映画『キャビン』~ホラー映画愛に比例して面白くなる「お勉強型ホラーコメディ」~
映画『キャビン』(2012)米 95分 原題:THE CABIN IN THE WOODS
概要
テレビシリーズ『LOST』や『クローバーフィールド/HAKAISHA』の脚本家ドリュー・ゴダードが脚本監督。『アベンジャーズ』のオタク監督ジョス・ウェドンが共同脚本を手がけた、コメディーホラー映画。
『LOST』や『クローバーフィールド/HAKAISHA』を観た人なら「らしい」と思う、実験的でビックリが詰まった映画でした。
タイトルにある通り、この映画は構造が変わっていてとてもユニークな作りになっています。ホラー映画に出てくるお約束の場面を多様して「なんか観たことあるぞ!」と「ホラー映画あるある」がご褒美のようにでてくる、メタ構造のコメディホラーになっています。まず男女5人が山小屋にバカンスに行く所から物語が始まる...この時点で私が大好きな映画なのは確定しているんだけど、その山小屋は実は全て作られたセットで「謎の組織」が誘導し、ホラー映画的な演出をしていたのだった!
と、ひとまずあらすじは置いておいて。
ホラー映画のお約束と言えば例えばこういったやつ
ドアの方から急に物音が…おそるおそる近づくと…そこには...!!
「なんだ猫か…」ホッ
物音の正体は猫で、不穏な音楽も止んでホッとしたその瞬間...
殺人鬼がバァーーンッ!!はいびっくりー!
通称:なんだ猫か
みたいなやつである。こういった映画のお約束を「CLICHÉ (クリシェー) 」と言い、この映画は、メタ構造になっていて主人公達がホラー映画について語りだす『スクリーム』(1996)と違い、主人公達をホラー映画の予定調和に誘導する「謎の組織」が、観ている私たちの間にいて、主人公達をモニタリングし、遠隔的に誘導している。という訳のわからない構造になっている。
ジム・キャリーが主演の『トゥルーマン・ショー』(1998)みたいな感じがわかりやすい。
この「謎の組織」のおかげで、ホラー映画が詳しくない人やどんな人が見ても楽しめる映画になっている。
以下のようなやりとりで、ホラー映画的な予定調和へと誘導されていく。
筋肉「よしみんなで一緒にいたほうが安全だ」
一同「そうだね」
謎の組織「一緒にいたら安全だからだめだ!馬鹿になるガスをだせーっ!」
馬鹿になった筋肉「いや、やっぱりバラバラになった方がいい!みんなそれぞれの部屋にいくんだ!」
一同「え!あーうん、わかった!」
ってな感じで誘導されていく。

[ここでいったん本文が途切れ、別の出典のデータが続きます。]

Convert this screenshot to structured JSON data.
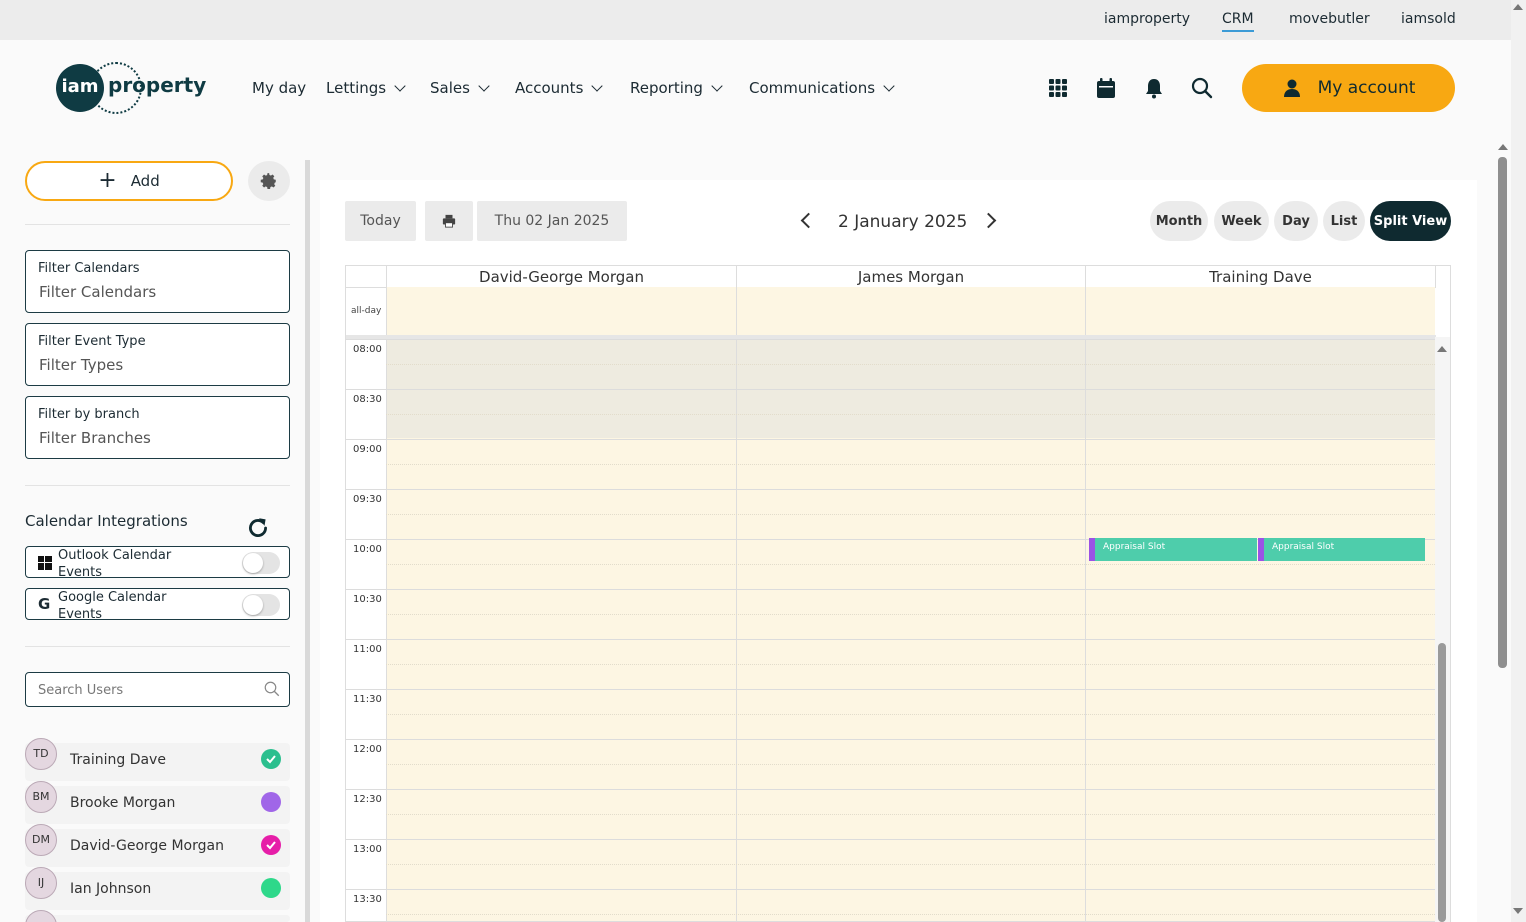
{
  "topbar": {
    "links": [
      {
        "label": "iamproperty",
        "active": false
      },
      {
        "label": "CRM",
        "active": true
      },
      {
        "label": "movebutler",
        "active": false
      },
      {
        "label": "iamsold",
        "active": false
      }
    ]
  },
  "header": {
    "logo_mark": "iam",
    "logo_word": "property",
    "nav": [
      "My day",
      "Lettings",
      "Sales",
      "Accounts",
      "Reporting",
      "Communications"
    ],
    "icons": [
      "apps-grid-icon",
      "calendar-icon",
      "bell-icon",
      "search-icon"
    ],
    "account_label": "My account",
    "accent_color": "#f8a812"
  },
  "sidebar": {
    "add_label": "Add",
    "filters": [
      {
        "label": "Filter Calendars",
        "placeholder": "Filter Calendars"
      },
      {
        "label": "Filter Event Type",
        "placeholder": "Filter Types"
      },
      {
        "label": "Filter by branch",
        "placeholder": "Filter Branches"
      }
    ],
    "integrations_title": "Calendar Integrations",
    "integrations": [
      {
        "label": "Outlook Calendar Events",
        "icon": "windows-icon",
        "enabled": false
      },
      {
        "label": "Google Calendar Events",
        "icon": "google-icon",
        "enabled": false
      }
    ],
    "search_placeholder": "Search Users",
    "users": [
      {
        "initials": "TD",
        "name": "Training Dave",
        "color": "#2bbf8e",
        "checked": true
      },
      {
        "initials": "BM",
        "name": "Brooke Morgan",
        "color": "#a066e8",
        "checked": false
      },
      {
        "initials": "DM",
        "name": "David-George Morgan",
        "color": "#e61ea8",
        "checked": true
      },
      {
        "initials": "IJ",
        "name": "Ian Johnson",
        "color": "#2ed88a",
        "checked": false
      }
    ]
  },
  "calendar": {
    "today_label": "Today",
    "date_picker_value": "Thu 02 Jan 2025",
    "title": "2 January 2025",
    "views": [
      "Month",
      "Week",
      "Day",
      "List",
      "Split View"
    ],
    "active_view": "Split View",
    "allday_label": "all-day",
    "columns": [
      "David-George Morgan",
      "James Morgan",
      "Training Dave"
    ],
    "times": [
      "08:00",
      "08:30",
      "09:00",
      "09:30",
      "10:00",
      "10:30",
      "11:00",
      "11:30",
      "12:00",
      "12:30",
      "13:00",
      "13:30"
    ],
    "events": [
      {
        "column": "Training Dave",
        "start": "10:00",
        "title": "Appraisal Slot"
      },
      {
        "column": "Training Dave",
        "start": "10:00",
        "title": "Appraisal Slot"
      }
    ]
  }
}
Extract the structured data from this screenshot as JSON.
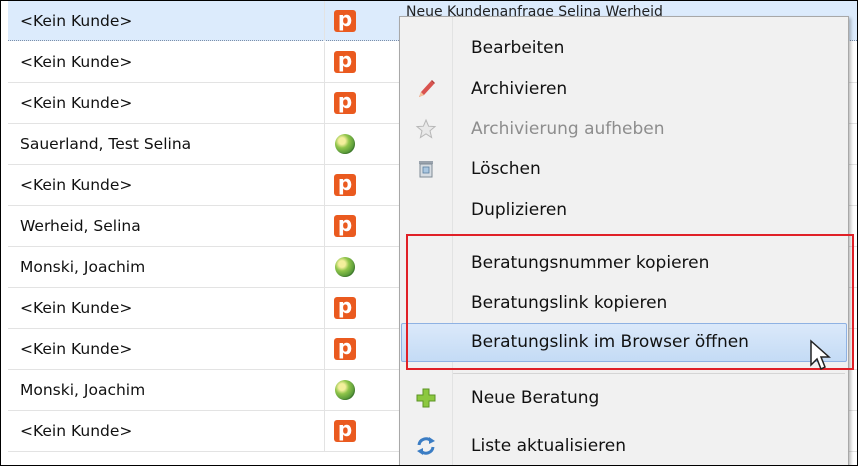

これもホラー映画やサスペンス映画であるあるのクリシェーだ。一人で行動したやつから死んでいく。「もういい!こんな所、私はでていくッ!」と飛び出したやつは大概死んでしまう。映画を観てるこっちは昔からいつも思う「みんなで一緒の部屋にいれば殺人は起こらないし、対策できそうじゃん!」と、「謎の組織」もみんなで一緒にいられるのは困るので、ホラー映画的な予定調和の方へと誘導していく。
ざっくりあらすじ
週末の休暇を利用して、大学生5人組が湖のある山小屋へ
山小屋で不気味な地下室をみつけ、そこにあった怪しい本に書かれた呪文を唱えてしまい。死者が蘇る!まるで『死霊のはらわた』のようなストーリーだが、ここで謎の組織が登場、山小屋自体も全てセットで作られており、謎の組織は彼らをホラー映画をなぞって生贄に捧げようとしている事が分かる。
謎の組織の目的は―若者達は生きて脱出できるのか!
謎の組織の目的とかそこらへんは大して問題ではないです。(大事ですが、私は結構そこはどうでもよかった)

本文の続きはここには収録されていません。